# John Deere 510 Round Baler



## Holloan (Nov 23, 2012)

I live in Central Illinois and I'm looking at purchasing a round baler to use on my 10 acre hay field. I've found an older John Deere 510 (1980 model) string tie round baler that's coming up for auction quickly. Are these a decent reliable baler or would I just be spinning my wheels with a piece of junk? What would be a fair price to pay for this baler? I'm not sure how many bales have been ran through it. Any and all information/help would be greatly appreciate. Thanks.


----------



## carcajou (Jan 28, 2011)

Much better off with an older MF/Vermeer round baler. I would put the JD 500/510 in the Junk category from experience. If you want to stay green buy a 530 or newer baler. If you want to buy a baler of that vintage stay away from the narrow belts. For $1000 to $1500 you should be able to pick up a MF 1560/1565 or similar Vermeer with good belts. Much better baler and makes a decent bale. Ray


----------



## downtownjr (Apr 8, 2008)

I used a JD 510 for sometime, have a pic below and a bale to see how they rolled..although not horrible by any means. If not totally worn out and abused would do 10 acres just fine. That said if I could find a nice 530 that would be better. But they seem to go high. A Vermeer or MF would be good as mentioned above.

The biggest shortfall on the 510 is those darn narrow belts and the large amount of space between each one. There are some that have been retro-fitted with wider belts, but it took a kit, you cannot just put a wider belt on. It did OK with longer grass, but later cuttings that were shorter were not as easy, again I think those narrow belts were the culprit, it did not roll as well. When buying older round balers, do a quick check of the manufacturer site to ensure parts are still easy to come by. I did not have troubles with anything concerning parts on the 510, but had no real problems. But plan on ordering all your parts if something breaks. JD only carries newer parts at the dealers.

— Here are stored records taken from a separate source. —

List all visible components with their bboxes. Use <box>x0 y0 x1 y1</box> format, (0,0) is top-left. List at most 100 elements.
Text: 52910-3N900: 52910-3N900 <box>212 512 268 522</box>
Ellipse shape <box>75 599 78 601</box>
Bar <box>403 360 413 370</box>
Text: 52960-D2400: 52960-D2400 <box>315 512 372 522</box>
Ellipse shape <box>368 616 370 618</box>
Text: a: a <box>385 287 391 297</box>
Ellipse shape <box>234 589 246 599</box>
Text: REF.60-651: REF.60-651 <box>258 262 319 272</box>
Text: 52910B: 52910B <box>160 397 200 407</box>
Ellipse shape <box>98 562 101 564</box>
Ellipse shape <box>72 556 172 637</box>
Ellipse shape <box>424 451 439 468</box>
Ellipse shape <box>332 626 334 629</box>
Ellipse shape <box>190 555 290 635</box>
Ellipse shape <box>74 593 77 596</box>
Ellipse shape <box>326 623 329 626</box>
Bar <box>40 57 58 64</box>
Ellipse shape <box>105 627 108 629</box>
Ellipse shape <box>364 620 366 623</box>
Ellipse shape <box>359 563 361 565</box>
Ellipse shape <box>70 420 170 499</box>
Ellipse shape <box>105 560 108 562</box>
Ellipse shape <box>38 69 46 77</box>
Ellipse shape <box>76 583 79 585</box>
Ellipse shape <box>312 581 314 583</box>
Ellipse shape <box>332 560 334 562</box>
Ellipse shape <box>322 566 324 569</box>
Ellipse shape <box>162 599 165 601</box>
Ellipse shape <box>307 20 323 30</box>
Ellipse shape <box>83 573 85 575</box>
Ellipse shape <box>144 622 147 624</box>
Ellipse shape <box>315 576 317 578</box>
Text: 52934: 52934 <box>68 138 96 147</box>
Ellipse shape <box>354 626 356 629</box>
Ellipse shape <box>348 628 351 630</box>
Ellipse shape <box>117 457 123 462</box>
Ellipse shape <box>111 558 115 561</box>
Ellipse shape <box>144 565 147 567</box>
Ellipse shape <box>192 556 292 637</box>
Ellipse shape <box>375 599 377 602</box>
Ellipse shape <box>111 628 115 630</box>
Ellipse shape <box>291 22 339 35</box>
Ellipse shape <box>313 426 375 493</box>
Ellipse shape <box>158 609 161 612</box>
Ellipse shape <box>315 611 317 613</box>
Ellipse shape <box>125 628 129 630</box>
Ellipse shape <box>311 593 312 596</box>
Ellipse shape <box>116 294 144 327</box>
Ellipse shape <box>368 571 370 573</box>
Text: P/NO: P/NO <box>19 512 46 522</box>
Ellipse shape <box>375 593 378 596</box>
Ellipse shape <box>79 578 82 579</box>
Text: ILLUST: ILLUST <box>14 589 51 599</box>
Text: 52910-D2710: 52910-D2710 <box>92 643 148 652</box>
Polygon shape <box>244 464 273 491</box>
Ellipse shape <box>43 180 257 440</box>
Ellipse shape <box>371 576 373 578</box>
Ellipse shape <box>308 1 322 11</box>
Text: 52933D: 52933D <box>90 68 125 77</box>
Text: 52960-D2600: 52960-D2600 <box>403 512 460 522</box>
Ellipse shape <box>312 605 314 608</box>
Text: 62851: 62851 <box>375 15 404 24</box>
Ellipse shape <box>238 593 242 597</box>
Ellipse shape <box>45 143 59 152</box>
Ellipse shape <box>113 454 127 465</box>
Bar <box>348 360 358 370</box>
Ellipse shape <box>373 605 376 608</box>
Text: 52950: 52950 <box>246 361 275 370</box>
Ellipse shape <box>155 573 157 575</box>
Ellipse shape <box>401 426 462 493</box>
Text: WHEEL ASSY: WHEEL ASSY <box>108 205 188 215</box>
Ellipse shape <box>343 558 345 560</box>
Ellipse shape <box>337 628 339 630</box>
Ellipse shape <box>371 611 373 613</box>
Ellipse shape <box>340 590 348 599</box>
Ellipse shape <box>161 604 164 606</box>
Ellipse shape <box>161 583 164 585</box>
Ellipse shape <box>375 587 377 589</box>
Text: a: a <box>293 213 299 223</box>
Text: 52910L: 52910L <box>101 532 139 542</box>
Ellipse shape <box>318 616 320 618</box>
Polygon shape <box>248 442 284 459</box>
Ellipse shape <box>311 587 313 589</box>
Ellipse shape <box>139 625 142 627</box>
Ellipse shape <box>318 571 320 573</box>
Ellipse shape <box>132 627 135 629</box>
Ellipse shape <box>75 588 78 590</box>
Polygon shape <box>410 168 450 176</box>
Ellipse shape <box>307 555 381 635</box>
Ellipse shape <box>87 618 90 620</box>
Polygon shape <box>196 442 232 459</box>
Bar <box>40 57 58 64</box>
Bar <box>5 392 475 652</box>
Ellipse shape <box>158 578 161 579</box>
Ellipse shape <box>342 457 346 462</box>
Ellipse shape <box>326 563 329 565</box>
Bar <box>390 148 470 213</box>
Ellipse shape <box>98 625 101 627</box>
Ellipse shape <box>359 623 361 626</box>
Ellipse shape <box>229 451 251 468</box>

My other difficulty besides belts is it sometimes jammed up between the lower rollers behind the pickup if you rushed starting that first bale, Once you got used to it and got going it was OK. If you decide to go after it, I would recommend no more $850 would be my advice for what it is worth and that only if the belts are in good shape and a check over of it seems good. You are talking over $1200 for eight of those narrow 4 inch top belts if they need replaced and probably another $400 for the lower belt.


----------



## Blue Duck (Jun 4, 2009)

I agree with what the others have said I would keep looking for something else. But for ten acres it might not be to bad if it goes for scrap price. If the lower starter belts are even questionable stay away from it even at scrap price. They are not a spliced belt and should be changed as a set. They are not real fun to change and cost more then the baler is worth.


----------



## Holloan (Nov 23, 2012)

Thanks for the input....It's sounding morel ike I need to look for the 530 over this 510..


----------



## downtownjr (Apr 8, 2008)

You know, I have seen some good twine tie balers going for better prices due to the desire by more folks to get netwrap machines...may give some some good buys on Vermeer, Hesston, Gehl, and NH balers. Check tractorhouse out.


----------



## swmnhay (Jun 13, 2008)

Went from JD 510 to a new Vermeer 605 SJ autoweave.It was like night & day.


----------



## Nitram (Apr 2, 2011)

swmnhay said:


> Went from JD 510 to a new Vermeer 605 SJ autoweave.It was like night & day.


I went from the Heston 5800 rounder to the Vermeer 605sj bought at auction 2000$ the Heston was 350$ Night and day the Vermeer makes a great bale and easy to use. Depends on your available money. But if you buy a piece of junk it will make your season very regrettable! Even though my sj had a hard life it still works like a horse and makes baling something to look forward to. Martin


----------



## swmnhay (Jun 13, 2008)

I ran 35,000 bales threw that baler and it was still a good baler!


----------



## Holloan (Nov 23, 2012)

Thanks for the help. The baler needed new belts and didn't appear to be in that good of shape. I passed on it.


----------